The UCSC repeat browser allows discovery and visualization of evolutionary conflict across repeat families

Abstract

BackgroundNearly half the human genome consists of repeat elements, most of which are retrotransposons, and many of which play important biological roles. However repeat elements pose several unique challenges to current bioinformatic analyses and visualization tools, as short repeat sequences can map to multiple genomic loci resulting in their misclassification and misinterpretation. In fact, sequence data mapping to repeat elements are often discarded from analysis pipelines. Therefore, there is a continued need for standardized tools and techniques to interpret genomic data of repeats.ResultsWe present the UCSC Repeat Browser, which consists of a complete set of human repeat reference sequences derived from annotations made by the commonly used program RepeatMasker.
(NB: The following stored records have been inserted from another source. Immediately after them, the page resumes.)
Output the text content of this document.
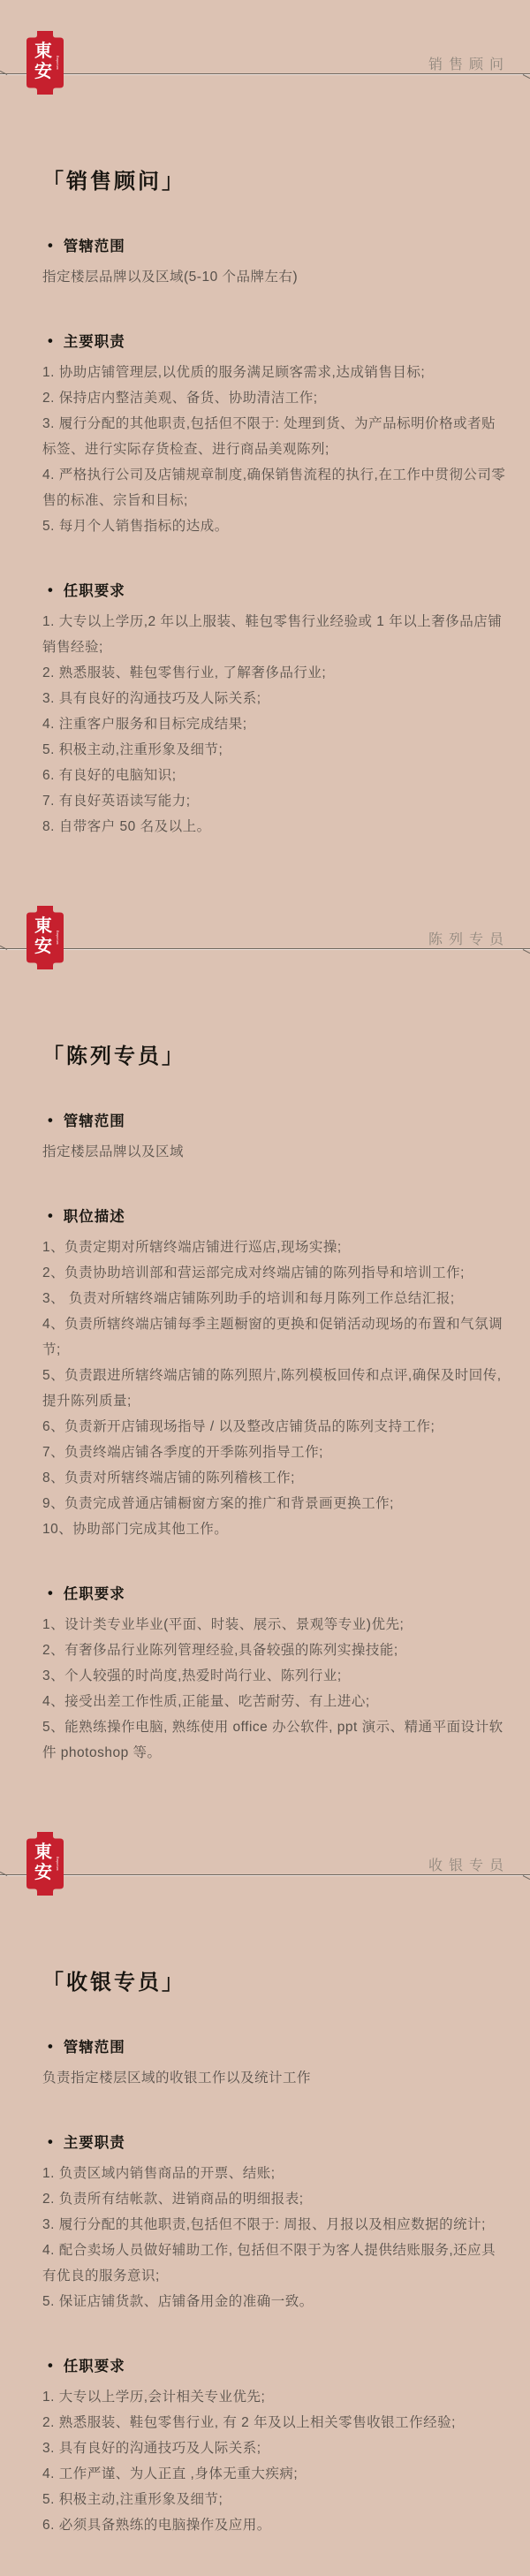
東
安 Emporium	销售顾问
「销售顾问」
• 管辖范围

指定楼层品牌以及区域(5-10 个品牌左右)

• 主要职责

1. 协助店铺管理层,以优质的服务满足顾客需求,达成销售目标;

2. 保持店内整洁美观、备货、协助清洁工作;

3. 履行分配的其他职责,包括但不限于: 处理到货、为产品标明价格或者贴标签、进行实际存货检查、进行商品美观陈列;

4. 严格执行公司及店铺规章制度,确保销售流程的执行,在工作中贯彻公司零售的标准、宗旨和目标;

5. 每月个人销售指标的达成。

• 任职要求

1. 大专以上学历,2 年以上服装、鞋包零售行业经验或 1 年以上奢侈品店铺销售经验;

2. 熟悉服装、鞋包零售行业, 了解奢侈品行业;

3. 具有良好的沟通技巧及人际关系;

4. 注重客户服务和目标完成结果;

5. 积极主动,注重形象及细节;

6. 有良好的电脑知识;

7. 有良好英语读写能力;

8. 自带客户 50 名及以上。

東
安 Emporium	陈列专员
「陈列专员」
• 管辖范围

指定楼层品牌以及区域

• 职位描述

1、负责定期对所辖终端店铺进行巡店,现场实操;

2、负责协助培训部和营运部完成对终端店铺的陈列指导和培训工作;

3、 负责对所辖终端店铺陈列助手的培训和每月陈列工作总结汇报;

4、负责所辖终端店铺每季主题橱窗的更换和促销活动现场的布置和气氛调节;

5、负责跟进所辖终端店铺的陈列照片,陈列模板回传和点评,确保及时回传,提升陈列质量;

6、负责新开店铺现场指导 / 以及整改店铺货品的陈列支持工作;

7、负责终端店铺各季度的开季陈列指导工作;

8、负责对所辖终端店铺的陈列稽核工作;

9、负责完成普通店铺橱窗方案的推广和背景画更换工作;

10、协助部门完成其他工作。

• 任职要求

1、设计类专业毕业(平面、时装、展示、景观等专业)优先;

2、有奢侈品行业陈列管理经验,具备较强的陈列实操技能;

3、个人较强的时尚度,热爱时尚行业、陈列行业;

4、接受出差工作性质,正能量、吃苦耐劳、有上进心;

5、能熟练操作电脑, 熟练使用 office 办公软件, ppt 演示、精通平面设计软件 photoshop 等。

東
安 Emporium	收银专员
「收银专员」
• 管辖范围

负责指定楼层区域的收银工作以及统计工作

• 主要职责

1. 负责区域内销售商品的开票、结账;

2. 负责所有结帐款、进销商品的明细报表;

3. 履行分配的其他职责,包括但不限于: 周报、月报以及相应数据的统计;

4. 配合卖场人员做好辅助工作, 包括但不限于为客人提供结账服务,还应具有优良的服务意识;

5. 保证店铺货款、店铺备用金的准确一致。

• 任职要求

1. 大专以上学历,会计相关专业优先;

2. 熟悉服装、鞋包零售行业, 有 2 年及以上相关零售收银工作经验;

3. 具有良好的沟通技巧及人际关系;

4. 工作严谨、为人正直 ,身体无重大疾病;

5. 积极主动,注重形象及细节;

6. 必须具备熟练的电脑操作及应用。
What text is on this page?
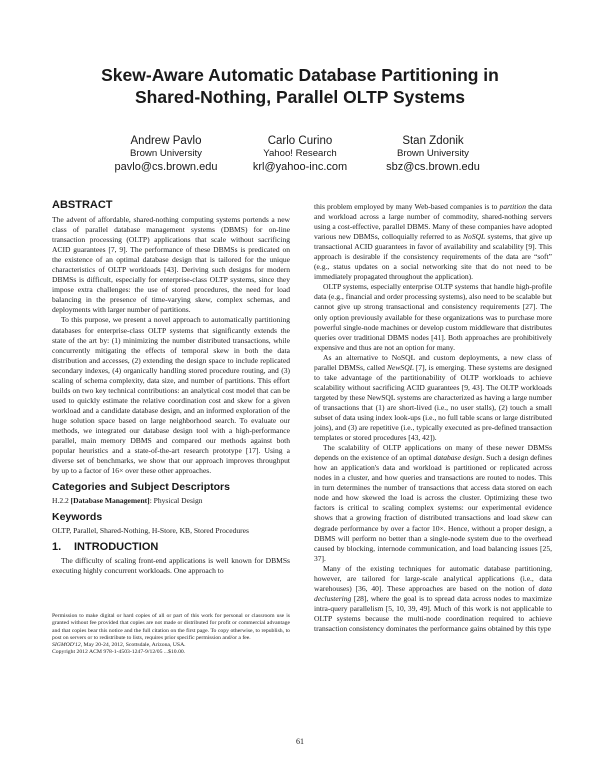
Skew-Aware Automatic Database Partitioning in
Shared-Nothing, Parallel OLTP Systems
Andrew Pavlo
Brown University
pavlo@cs.brown.edu
Carlo Curino
Yahoo! Research
krl@yahoo-inc.com
Stan Zdonik
Brown University
sbz@cs.brown.edu
ABSTRACT

The advent of affordable, shared-nothing computing systems portends a new class of parallel database management systems (DBMS) for on-line transaction processing (OLTP) applications that scale without sacrificing ACID guarantees [7, 9]. The performance of these DBMSs is predicated on the existence of an optimal database design that is tailored for the unique characteristics of OLTP workloads [43]. Deriving such designs for modern DBMSs is difficult, especially for enterprise-class OLTP systems, since they impose extra challenges: the use of stored procedures, the need for load balancing in the presence of time-varying skew, complex schemas, and deployments with larger number of partitions.

To this purpose, we present a novel approach to automatically partitioning databases for enterprise-class OLTP systems that significantly extends the state of the art by: (1) minimizing the number distributed transactions, while concurrently mitigating the effects of temporal skew in both the data distribution and accesses, (2) extending the design space to include replicated secondary indexes, (4) organically handling stored procedure routing, and (3) scaling of schema complexity, data size, and number of partitions. This effort builds on two key technical contributions: an analytical cost model that can be used to quickly estimate the relative coordination cost and skew for a given workload and a candidate database design, and an informed exploration of the huge solution space based on large neighborhood search. To evaluate our methods, we integrated our database design tool with a high-performance parallel, main memory DBMS and compared our methods against both popular heuristics and a state-of-the-art research prototype [17]. Using a diverse set of benchmarks, we show that our approach improves throughput by up to a factor of 16× over these other approaches.

Categories and Subject Descriptors

H.2.2 [Database Management]: Physical Design

Keywords

OLTP, Parallel, Shared-Nothing, H-Store, KB, Stored Procedures

1. INTRODUCTION

The difficulty of scaling front-end applications is well known for DBMSs executing highly concurrent workloads. One approach to

Permission to make digital or hard copies of all or part of this work for personal or classroom use is granted without fee provided that copies are not made or distributed for profit or commercial advantage and that copies bear this notice and the full citation on the first page. To copy otherwise, to republish, to post on servers or to redistribute to lists, requires prior specific permission and/or a fee.

SIGMOD'12, May 20-24, 2012, Scottsdale, Arizona, USA.

Copyright 2012 ACM 978-1-4503-1247-9/12/05 ...$10.00.

this problem employed by many Web-based companies is to partition the data and workload across a large number of commodity, shared-nothing servers using a cost-effective, parallel DBMS. Many of these companies have adopted various new DBMSs, colloquially referred to as NoSQL systems, that give up transactional ACID guarantees in favor of availability and scalability [9]. This approach is desirable if the consistency requirements of the data are “soft” (e.g., status updates on a social networking site that do not need to be immediately propagated throughout the application).

OLTP systems, especially enterprise OLTP systems that handle high-profile data (e.g., financial and order processing systems), also need to be scalable but cannot give up strong transactional and consistency requirements [27]. The only option previously available for these organizations was to purchase more powerful single-node machines or develop custom middleware that distributes queries over traditional DBMS nodes [41]. Both approaches are prohibitively expensive and thus are not an option for many.

As an alternative to NoSQL and custom deployments, a new class of parallel DBMSs, called NewSQL [7], is emerging. These systems are designed to take advantage of the partitionability of OLTP workloads to achieve scalability without sacrificing ACID guarantees [9, 43]. The OLTP workloads targeted by these NewSQL systems are characterized as having a large number of transactions that (1) are short-lived (i.e., no user stalls), (2) touch a small subset of data using index look-ups (i.e., no full table scans or large distributed joins), and (3) are repetitive (i.e., typically executed as pre-defined transaction templates or stored procedures [43, 42]).

The scalability of OLTP applications on many of these newer DBMSs depends on the existence of an optimal database design. Such a design defines how an application's data and workload is partitioned or replicated across nodes in a cluster, and how queries and transactions are routed to nodes. This in turn determines the number of transactions that access data stored on each node and how skewed the load is across the cluster. Optimizing these two factors is critical to scaling complex systems: our experimental evidence shows that a growing fraction of distributed transactions and load skew can degrade performance by over a factor 10×. Hence, without a proper design, a DBMS will perform no better than a single-node system due to the overhead caused by blocking, internode communication, and load balancing issues [25, 37].

Many of the existing techniques for automatic database partitioning, however, are tailored for large-scale analytical applications (i.e., data warehouses) [36, 40]. These approaches are based on the notion of data declustering [28], where the goal is to spread data across nodes to maximize intra-query parallelism [5, 10, 39, 49]. Much of this work is not applicable to OLTP systems because the multi-node coordination required to achieve transaction consistency dominates the performance gains obtained by this type

61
The UCSC Repeat Browser also provides an alignment from the human genome to these references, uses it to map the standard human genome annotation tracks, and presents all of them as a comprehensive interface to facilitate work with repetitive elements. It also provides processed tracks of multiple publicly available datasets of particular interest to the repeat community, including ChIP-seq datasets for KRAB Zinc Finger Proteins (KZNFs) – a family of proteins known to bind and repress certain classes of repeats. We used the UCSC Repeat Browser in combination with these datasets, as well as RepeatMasker annotations in several non-human primates, to trace the independent trajectories of species-specific evolutionary battles between LINE 1 retroelements and their repressors. Furthermore, we document at https://repeatbrowser.ucsc.edu how researchers can map their own human genome annotations to these reference repeat sequences.ConclusionsThe UCSC Repeat Browser allows easy and intuitive visualization of genomic data on consensus repeat elements, circumventing the problem of multi-mapping, in which sequencing reads of repeat elements map to multiple locations on the human genome. By developing a reference consensus, multiple datasets and annotation tracks can easily be overlaid to reveal complex evolutionary histories of repeats in a single interactive window. Specifically, we use this approach to retrace the history of several primate specific LINE-1 families across apes, and discover several species-specific routes of evolution that correlate with the emergence and binding of KZNFs.